As he wasn’t able to work he stayed at home to look after the kids while my grandmother went to the Kynoch’s munitions factory in Wilton – a fairly short walk from home – to earn some badly needed money. She would return home after a day’s work with her skin turned yellow from the chemicals in use. Whether it was the chemicals or the Spanish flu that killed her in 1919 one may never know but it left my grandfather with five children to look after – and no job. A daughter quickly followed her mother into the grave just a couple of months afterwards – diptheria being the killer.
So, let’s just stop for a moment and contemplate the scenario that is now facing my grandfather. He was 38 years of age, a widower, two of his children already dead and four others dependent on him completely. He had no choice but to farm out two of the children – including my father – to relatives. He kept the eldest lad – at 13 years of age he could begin work and earn some money – and the youngest. How my grandfather coped with the decimation of his family I cannot begin to imagine but by 1926, the year of his death at age 45, he had moved from the back-to-back and was living with his own father in a house in Aston. I presume the youngest of his children had moved with him and was now looked after by the grandfather.
This scenario was by no means unusual. My guess is that many readers of GP could recount similar stories once they dig back into their past and my contention is that even though these events happened a century ago they had and continue to have a profound affect on the lives of all families in the United Kingdom whether they recognise it or not. There can have been very, very few people who were either not personally bereaved or at least knew others who had suffered losses. In small towns and villages up and down the country memorials bear witness to long list of names – all male – who died fighting for their country. We look at those names and behind each one are the ghosts of parents, wives, children and grandchildren who have had to live with the loss. The total sum of those affected will numbered in their many millions. Thus I look back and mourn those paternal grandparents that I never met buried incognito in unmarked graves in a Perry Barr churchyard, a maternal grandfather who was surly and uncommunicative, a father who lost his mother when he was 5 and his father when he was 12 and whose strict upbringing with a maiden aunt meant that he was unable to form any kind of bond with his own children. He, too, was dragged into a war and spent some five years encamped in various parts of the UK before embarking for France on D-Day+3.
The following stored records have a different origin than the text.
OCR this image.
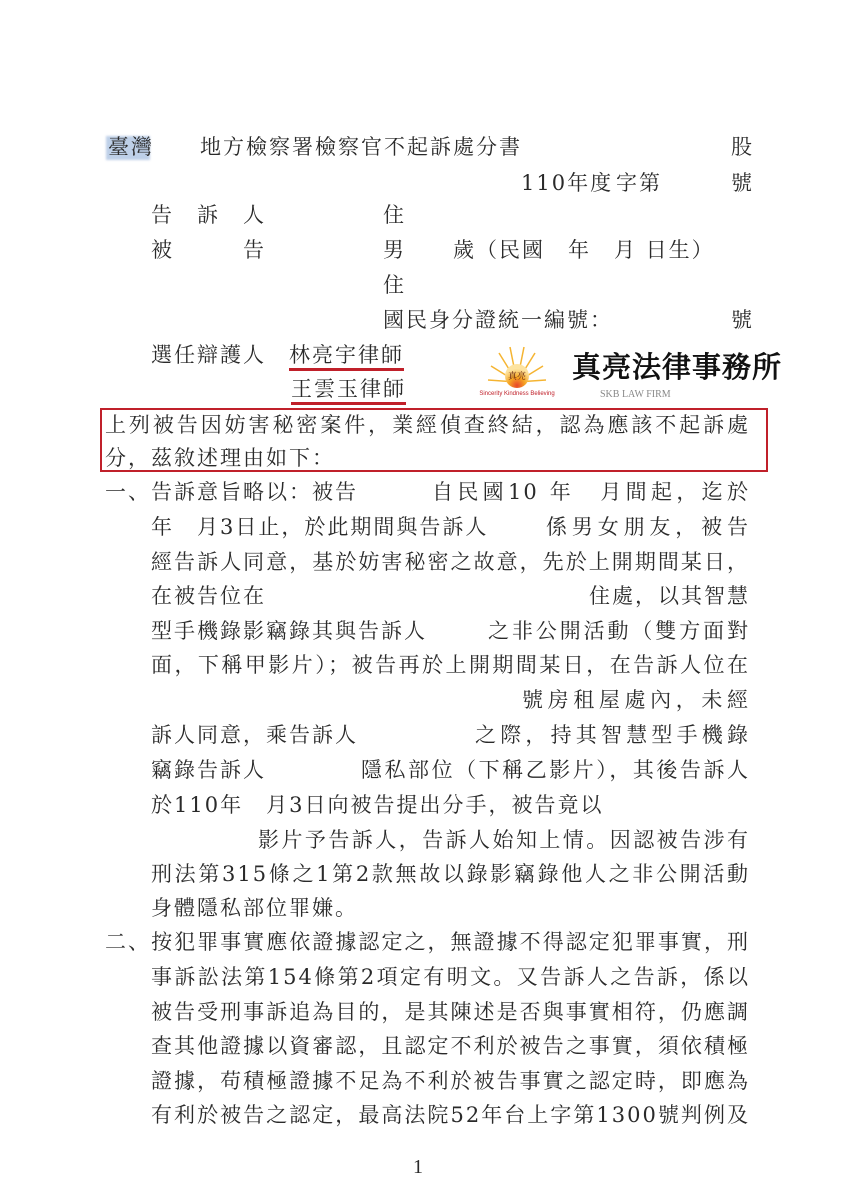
臺灣 地方檢察署檢察官不起訴處分書	股
110年度 字第	號
告　訴　人	住
被　　　告	男 歲（民國　年　月 日生）
住
國民身分證統一編號：	號
選任辯護人 林亮宇律師
王雲玉律師	真亮
Sincerity Kindness Believing
真亮法律事務所
SKB LAW FIRM
上列被告因妨害秘密案件，業經偵查終結，認為應該不起訴處
分，茲敘述理由如下：
一、告訴意旨略以：被告	自民國10 年　月間起，迄於
年　月3日止，於此期間與告訴人	係男女朋友，被告
經告訴人同意，基於妨害秘密之故意，先於上開期間某日，
在被告位在	住處，以其智慧
型手機錄影竊錄其與告訴人	之非公開活動（雙方面對
面，下稱甲影片）；被告再於上開期間某日，在告訴人位在
號房租屋處內，未經
訴人同意，乘告訴人	之際，持其智慧型手機錄
竊錄告訴人	隱私部位（下稱乙影片），其後告訴人
於110年　月3日向被告提出分手，被告竟以
影片予告訴人，告訴人始知上情。因認被告涉有
刑法第315條之1第2款無故以錄影竊錄他人之非公開活動
身體隱私部位罪嫌。
二、按犯罪事實應依證據認定之，無證據不得認定犯罪事實，刑
事訴訟法第154條第2項定有明文。又告訴人之告訴，係以
被告受刑事訴追為目的，是其陳述是否與事實相符，仍應調
查其他證據以資審認，且認定不利於被告之事實，須依積極
證據，苟積極證據不足為不利於被告事實之認定時，即應為
有利於被告之認定，最高法院52年台上字第1300號判例及
1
And now I see white old men denigrated and abused on placards as racists, bigots and misguided. “Why don’t they just die?” is an oft repeated mantra by those who blame them for voting Brexit. Well, for those whose grasp of history barely reaches back beyond 2010 let me just plant this firmly in front of them. All those young white men, lying under the white crosses in Flanders fields would loved to have become old white men – but they never got the chance. They were slaughtered in their hundreds of thousands so that you can have the freedom to decry their sacrifice, mock the pain and suffering of their widows and belittle the children and grandchildren who were left to live with the reverberating consequences of two wars that guaranteed our – and your – freedom in this country.